Bad design fails to connect with the people who use a building and their neighbours who walk past every day. Narrowing the debate to residential development, a simplistic view of history goes like this. From the 18th century until the second world war, Britain produced a series of quiet innovations in urban design that perfectly met the Vitruvian criteria of “commodity, firmness and delight”: the Georgian square and townhouse, the Victorian and Edwardian inner suburbs, the mansion flat and semi-detached Metroland.
The twin demons of the Luftwaffe and international modernism destroyed this tradition and heralded an era of top-down municipal and volume housebuilding, neither of which paid sufficient attention to what customers wanted.
It is hardly surprising that the public turned against development. In reality, many architects have been striving to reconnect with their customers since the tower blocks began to fall in the late 1970s, but it takes a long time to rebuild trust. The current exhibition on the New Housing Vernacular at London’s NLA is encouraging. Several people have remarked that “all the projects look the same”. I take this to be a good sign that the age of the icon has been succeeded by well-mannered respect for context.
Head of media relations, Home Builders Federation
Design and aesthetics are subjective — one man’s ugly box is another man’s castle.
Surveys show that the people who actually buy and live in new homes, as opposed to industry commentators, are happy with their homes. Housebuilders operate in a free market. If they didn’t build what people wanted, they’d go out of business. But they also have to provide homes people can afford.

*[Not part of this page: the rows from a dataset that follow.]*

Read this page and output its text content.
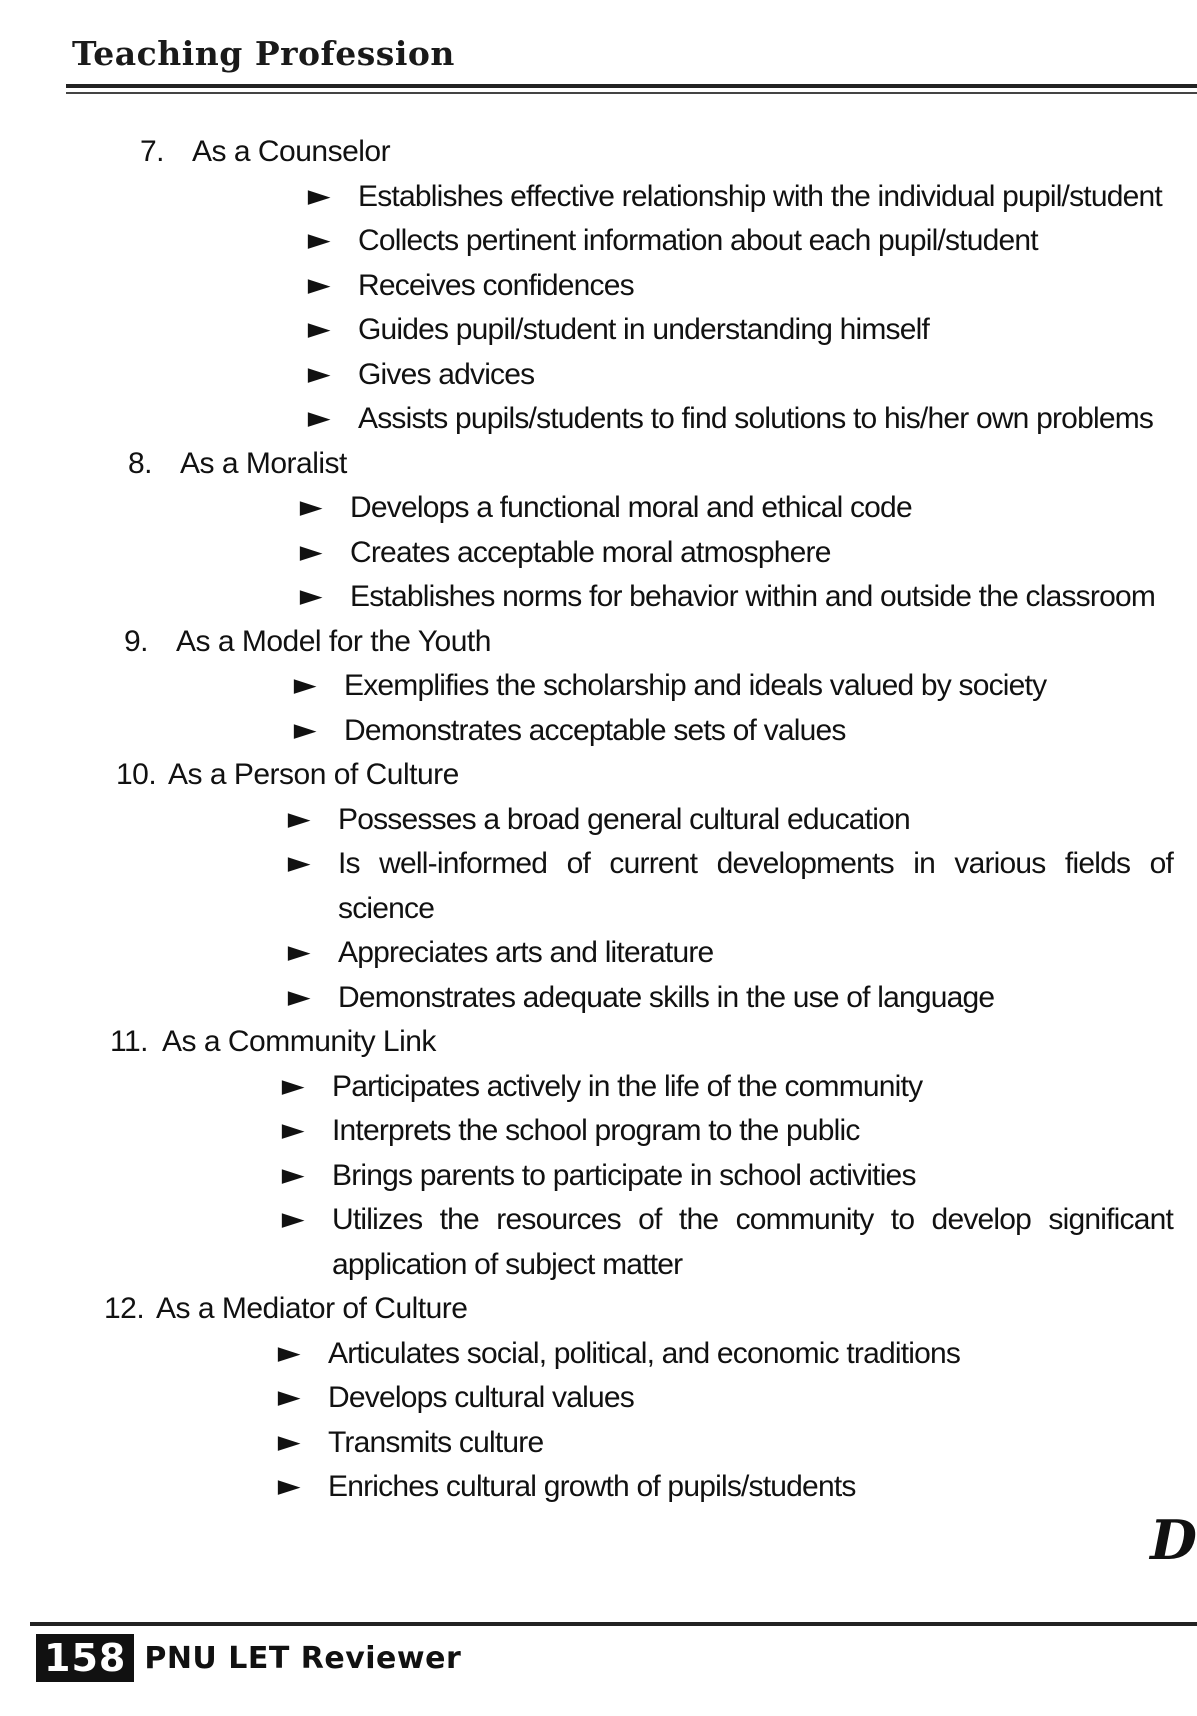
Teaching Profession
7. As a Counselor
▶ Establishes effective relationship with the individual pupil/student
▶ Collects pertinent information about each pupil/student
▶ Receives confidences
▶ Guides pupil/student in understanding himself
▶ Gives advices
▶ Assists pupils/students to find solutions to his/her own problems
8. As a Moralist
▶ Develops a functional moral and ethical code
▶ Creates acceptable moral atmosphere
▶ Establishes norms for behavior within and outside the classroom
9. As a Model for the Youth
▶ Exemplifies the scholarship and ideals valued by society
▶ Demonstrates acceptable sets of values
10. As a Person of Culture
▶ Possesses a broad general cultural education
▶ Is well-informed of current developments in various fields of science
▶ Appreciates arts and literature
▶ Demonstrates adequate skills in the use of language
11. As a Community Link
▶ Participates actively in the life of the community
▶ Interprets the school program to the public
▶ Brings parents to participate in school activities
▶ Utilizes the resources of the community to develop significant application of subject matter
12. As a Mediator of Culture
▶ Articulates social, political, and economic traditions
▶ Develops cultural values
▶ Transmits culture
▶ Enriches cultural growth of pupils/students
D
158 PNU LET Reviewer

We have some of the highest land values in the world; a laborious planning system; a list of regulations that add tens of thousands of pounds to every plot; and a requirement for developers to pay millions towards local infrastructure that was previously paid for by general taxation. All this has to be factored in when deciding if and what to build. This means tens of thousands of plots with “ready to go” status are currently unviable.
In an ideal world, home builders would be less restricted by trying to make sites viable, and could focus on competing on product. But it’s not just up to developers. The final design of a scheme, as Cabe’s regional surveys showed some years ago, is usually a compromise between housebuilders, local planning authorities and other interested parties.

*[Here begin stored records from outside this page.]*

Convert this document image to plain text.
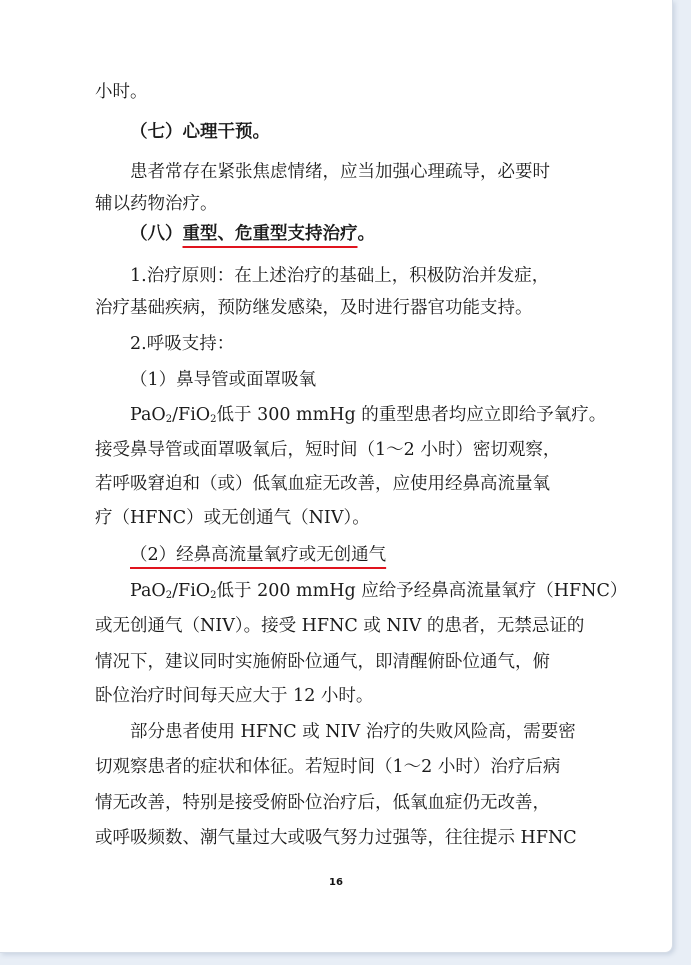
小时。
（七）心理干预。
患者常存在紧张焦虑情绪，应当加强心理疏导，必要时
辅以药物治疗。
（八）重型、危重型支持治疗。
1.治疗原则：在上述治疗的基础上，积极防治并发症，
治疗基础疾病，预防继发感染，及时进行器官功能支持。
2.呼吸支持：
（1）鼻导管或面罩吸氧
PaO$_2$/FiO$_2$低于 300 mmHg 的重型患者均应立即给予氧疗。
接受鼻导管或面罩吸氧后，短时间（1～2 小时）密切观察，
若呼吸窘迫和（或）低氧血症无改善，应使用经鼻高流量氧
疗（HFNC）或无创通气（NIV）。
（2）经鼻高流量氧疗或无创通气
PaO$_2$/FiO$_2$低于 200 mmHg 应给予经鼻高流量氧疗（HFNC）
或无创通气（NIV）。接受 HFNC 或 NIV 的患者，无禁忌证的
情况下，建议同时实施俯卧位通气，即清醒俯卧位通气，俯
卧位治疗时间每天应大于 12 小时。
部分患者使用 HFNC 或 NIV 治疗的失败风险高，需要密
切观察患者的症状和体征。若短时间（1～2 小时）治疗后病
情无改善，特别是接受俯卧位治疗后，低氧血症仍无改善，
或呼吸频数、潮气量过大或吸气努力过强等，往往提示 HFNC
16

It is difficult to legislate on how a house looks. Building for Life, for example, focuses on urban design not aesthetics, and while design panels may help, they are no guarantee of good design. Working with communities is the key. Under localism, housebuilders have got better at engagement — but designs still have to be buildable and affordable.
Ultimately, though, some people will be opposed to any development near them. Bad design is just one excuse. And developers will continue to build for customers, not critics.
WHAT DO YOU THINK?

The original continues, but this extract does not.